Re: Bogus collation version recording in recordMultipleDependencies - Mailing list pgsql-hackers

From Julien Rouhaud
Subject Re: Bogus collation version recording in recordMultipleDependencies
Date
Msg-id 20210418112333.5cbcamht2b7grfnm@nol
Whole thread Raw
In response to Re: Bogus collation version recording in recordMultipleDependencies  (Thomas Munro <thomas.munro@gmail.com>)
Responses Re: Bogus collation version recording in recordMultipleDependencies
Re: Bogus collation version recording in recordMultipleDependencies
List pgsql-hackers
On Sat, Apr 17, 2021 at 10:01:53AM +1200, Thomas Munro wrote:
> On Sat, Apr 17, 2021 at 8:39 AM Tom Lane <tgl@sss.pgh.pa.us> wrote:
> > Per the changes in collate.icu.utf8.out, this gets rid of
> > a lot of imaginary collation dependencies, but it also gets
> > rid of some arguably-real ones.  In particular, calls of
> > record_eq and its siblings will be considered not to have
> > any collation dependencies, although we know that internally
> > those will look up per-column collations of their input types.
> > We could imagine special-casing record_eq etc here, but that
> > sure seems like a hack.
> 
> [...]
> 
> > So I wonder if, rather than continuing to pursue this right now,
> > we shouldn't revert 257836a75 and try again later with a new design
> > that doesn't try to commandeer the existing dependency infrastructure.
> > We might have a better idea about what to do on Windows by the time
> > that's done, too.
> 
> It seems to me that there are two things that would be needed to
> salvage this for PG14: (1) deciding that we're unlikely to come up
> with a better idea than using pg_depend for this (following the
> argument that it'd only create duplication to have a parallel
> dedicated catalog), (2) fixing any remaining flaws in the dependency
> analyser code.  I'll look into the details some more on Monday.

So IIUC the issue here is that the code could previously record useless
collation version dependencies in somes cases, which could lead to false
positive possible corruption messages (and of course additional bloat on
pg_depend).  False positive messages can't be avoided anyway, as a collation
version update may not corrupt the actually indexed set of data, especially for
glibc.  But with the infrastructure as-is advanced user can look into the new
version changes and choose to ignore changes for a specific set of collation,
which is way easier to do with the recorded dependencies.

The new situation is now that the code can record too few version dependencies
leading to false negative detection, which is way more problematic.
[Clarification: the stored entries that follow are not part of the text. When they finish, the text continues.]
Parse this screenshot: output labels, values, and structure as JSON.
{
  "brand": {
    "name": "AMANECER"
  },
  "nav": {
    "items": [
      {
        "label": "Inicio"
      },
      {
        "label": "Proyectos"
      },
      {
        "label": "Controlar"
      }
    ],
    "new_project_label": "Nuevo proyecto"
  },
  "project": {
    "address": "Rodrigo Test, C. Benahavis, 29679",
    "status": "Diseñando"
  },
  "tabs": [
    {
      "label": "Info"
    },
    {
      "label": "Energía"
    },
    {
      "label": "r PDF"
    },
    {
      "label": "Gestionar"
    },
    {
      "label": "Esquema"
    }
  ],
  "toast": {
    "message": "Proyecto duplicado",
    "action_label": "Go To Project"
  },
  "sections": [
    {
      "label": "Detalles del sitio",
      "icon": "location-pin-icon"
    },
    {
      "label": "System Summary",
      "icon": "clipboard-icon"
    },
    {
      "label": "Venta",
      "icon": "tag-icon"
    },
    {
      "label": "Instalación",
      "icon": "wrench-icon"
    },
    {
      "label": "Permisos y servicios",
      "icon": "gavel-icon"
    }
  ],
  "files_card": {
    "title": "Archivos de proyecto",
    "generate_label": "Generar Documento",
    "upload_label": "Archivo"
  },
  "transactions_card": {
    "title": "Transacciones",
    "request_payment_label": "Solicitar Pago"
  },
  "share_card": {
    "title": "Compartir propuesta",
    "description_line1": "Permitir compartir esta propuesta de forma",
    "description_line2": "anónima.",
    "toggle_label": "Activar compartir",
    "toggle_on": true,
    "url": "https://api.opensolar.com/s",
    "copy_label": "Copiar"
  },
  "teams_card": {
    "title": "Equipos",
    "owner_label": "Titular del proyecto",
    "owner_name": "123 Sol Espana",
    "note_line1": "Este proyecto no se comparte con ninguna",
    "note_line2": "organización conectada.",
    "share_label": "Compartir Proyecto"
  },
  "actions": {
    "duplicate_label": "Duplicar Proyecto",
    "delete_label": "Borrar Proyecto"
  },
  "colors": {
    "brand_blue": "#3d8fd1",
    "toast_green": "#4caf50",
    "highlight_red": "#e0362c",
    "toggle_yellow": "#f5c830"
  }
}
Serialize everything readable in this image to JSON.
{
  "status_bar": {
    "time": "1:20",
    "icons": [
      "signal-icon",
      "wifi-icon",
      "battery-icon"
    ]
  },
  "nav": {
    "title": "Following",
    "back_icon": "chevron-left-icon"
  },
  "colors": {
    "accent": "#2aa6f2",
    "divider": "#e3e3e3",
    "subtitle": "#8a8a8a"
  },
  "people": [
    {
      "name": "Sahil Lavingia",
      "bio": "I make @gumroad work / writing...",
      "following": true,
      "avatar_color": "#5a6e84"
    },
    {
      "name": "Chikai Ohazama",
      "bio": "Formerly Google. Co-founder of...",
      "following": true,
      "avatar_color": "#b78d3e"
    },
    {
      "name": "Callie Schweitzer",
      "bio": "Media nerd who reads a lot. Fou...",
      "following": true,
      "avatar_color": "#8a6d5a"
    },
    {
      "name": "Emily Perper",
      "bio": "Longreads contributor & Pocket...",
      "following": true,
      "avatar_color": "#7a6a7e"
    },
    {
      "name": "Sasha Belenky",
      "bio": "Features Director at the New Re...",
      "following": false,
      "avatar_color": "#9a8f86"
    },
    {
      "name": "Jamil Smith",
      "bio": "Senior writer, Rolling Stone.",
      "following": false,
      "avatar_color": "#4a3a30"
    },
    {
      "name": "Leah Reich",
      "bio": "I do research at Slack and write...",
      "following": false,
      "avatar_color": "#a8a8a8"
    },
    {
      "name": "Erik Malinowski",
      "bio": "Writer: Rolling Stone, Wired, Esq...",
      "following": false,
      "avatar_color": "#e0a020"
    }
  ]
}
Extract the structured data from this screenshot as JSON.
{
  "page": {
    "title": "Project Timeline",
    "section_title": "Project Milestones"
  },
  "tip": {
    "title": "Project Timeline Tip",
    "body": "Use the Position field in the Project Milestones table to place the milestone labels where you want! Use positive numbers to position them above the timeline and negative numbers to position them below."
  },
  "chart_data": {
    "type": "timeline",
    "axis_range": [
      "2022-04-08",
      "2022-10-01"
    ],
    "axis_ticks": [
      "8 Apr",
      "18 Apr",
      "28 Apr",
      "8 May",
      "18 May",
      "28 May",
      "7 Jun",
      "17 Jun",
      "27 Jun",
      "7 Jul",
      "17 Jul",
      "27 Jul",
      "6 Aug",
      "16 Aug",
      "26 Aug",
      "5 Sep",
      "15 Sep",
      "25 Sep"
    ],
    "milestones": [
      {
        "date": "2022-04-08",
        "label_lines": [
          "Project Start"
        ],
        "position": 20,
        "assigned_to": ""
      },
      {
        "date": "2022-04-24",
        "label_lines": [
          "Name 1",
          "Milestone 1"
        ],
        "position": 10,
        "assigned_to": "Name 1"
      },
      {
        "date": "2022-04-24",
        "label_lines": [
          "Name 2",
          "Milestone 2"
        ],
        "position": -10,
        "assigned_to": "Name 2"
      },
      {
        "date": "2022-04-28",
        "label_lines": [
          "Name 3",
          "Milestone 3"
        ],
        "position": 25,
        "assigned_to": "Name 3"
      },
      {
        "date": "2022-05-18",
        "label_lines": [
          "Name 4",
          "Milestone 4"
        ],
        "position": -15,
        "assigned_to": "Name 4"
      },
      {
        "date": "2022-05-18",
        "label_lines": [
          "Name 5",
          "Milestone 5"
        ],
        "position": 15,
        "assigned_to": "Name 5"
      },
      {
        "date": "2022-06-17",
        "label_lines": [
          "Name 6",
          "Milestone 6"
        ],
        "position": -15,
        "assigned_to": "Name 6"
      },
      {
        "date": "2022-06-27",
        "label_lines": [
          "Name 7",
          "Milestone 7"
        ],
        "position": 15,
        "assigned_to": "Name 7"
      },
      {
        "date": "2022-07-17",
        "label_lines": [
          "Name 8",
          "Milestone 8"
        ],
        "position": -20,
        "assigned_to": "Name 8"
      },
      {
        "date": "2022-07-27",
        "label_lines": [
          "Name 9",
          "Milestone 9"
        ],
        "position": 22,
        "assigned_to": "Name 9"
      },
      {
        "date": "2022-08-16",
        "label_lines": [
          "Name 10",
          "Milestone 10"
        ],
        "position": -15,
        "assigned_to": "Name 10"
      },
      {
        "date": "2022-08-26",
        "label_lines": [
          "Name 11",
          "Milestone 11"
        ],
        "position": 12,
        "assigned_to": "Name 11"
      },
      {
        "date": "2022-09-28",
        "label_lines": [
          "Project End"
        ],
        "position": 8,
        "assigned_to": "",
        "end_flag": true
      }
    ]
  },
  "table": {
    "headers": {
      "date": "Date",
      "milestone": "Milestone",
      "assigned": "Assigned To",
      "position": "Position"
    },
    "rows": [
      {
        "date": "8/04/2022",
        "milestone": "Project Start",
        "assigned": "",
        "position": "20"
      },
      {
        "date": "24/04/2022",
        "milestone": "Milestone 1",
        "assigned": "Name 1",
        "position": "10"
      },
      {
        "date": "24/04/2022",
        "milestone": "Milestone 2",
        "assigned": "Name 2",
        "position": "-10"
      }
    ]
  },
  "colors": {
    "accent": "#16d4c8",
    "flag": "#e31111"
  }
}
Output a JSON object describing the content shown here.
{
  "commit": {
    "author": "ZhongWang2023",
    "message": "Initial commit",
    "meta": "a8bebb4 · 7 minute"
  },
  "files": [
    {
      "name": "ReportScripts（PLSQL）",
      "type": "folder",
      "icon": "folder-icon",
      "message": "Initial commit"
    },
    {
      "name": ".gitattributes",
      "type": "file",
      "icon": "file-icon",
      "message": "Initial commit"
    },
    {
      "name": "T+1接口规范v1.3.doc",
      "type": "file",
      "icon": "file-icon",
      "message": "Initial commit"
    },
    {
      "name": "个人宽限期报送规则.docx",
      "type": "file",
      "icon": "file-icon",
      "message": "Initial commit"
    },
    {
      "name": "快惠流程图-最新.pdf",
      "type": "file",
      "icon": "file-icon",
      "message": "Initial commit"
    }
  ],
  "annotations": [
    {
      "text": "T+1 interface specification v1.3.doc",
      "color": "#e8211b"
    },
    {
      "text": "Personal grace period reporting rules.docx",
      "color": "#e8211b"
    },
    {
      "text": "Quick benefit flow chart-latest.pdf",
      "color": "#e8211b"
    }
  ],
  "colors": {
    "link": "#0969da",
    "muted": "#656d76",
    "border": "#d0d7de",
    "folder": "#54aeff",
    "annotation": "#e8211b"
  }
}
This was previously discussed around [1].  Quoting Thomas:

> To state more explicitly what's happening here, we're searching the
> expression trees for subexpresions that have a collation as part of
> their static type.  We don't know which functions or operators are
> actually affected by the collation, though.  For example, if an
> expression says "x IS NOT NULL" and x happens to be a subexpression of
> a type with a particular collation, we don't now that this
> expression's value can't possibly be affected by the collation version
> changing.  So, the system will nag you to rebuild an index just
> because you mentioned it, even though the index can't be corrupted.
> To do better than that, I suppose we'd need declarations in the
> catalog to say which functions/operators are collation sensitive.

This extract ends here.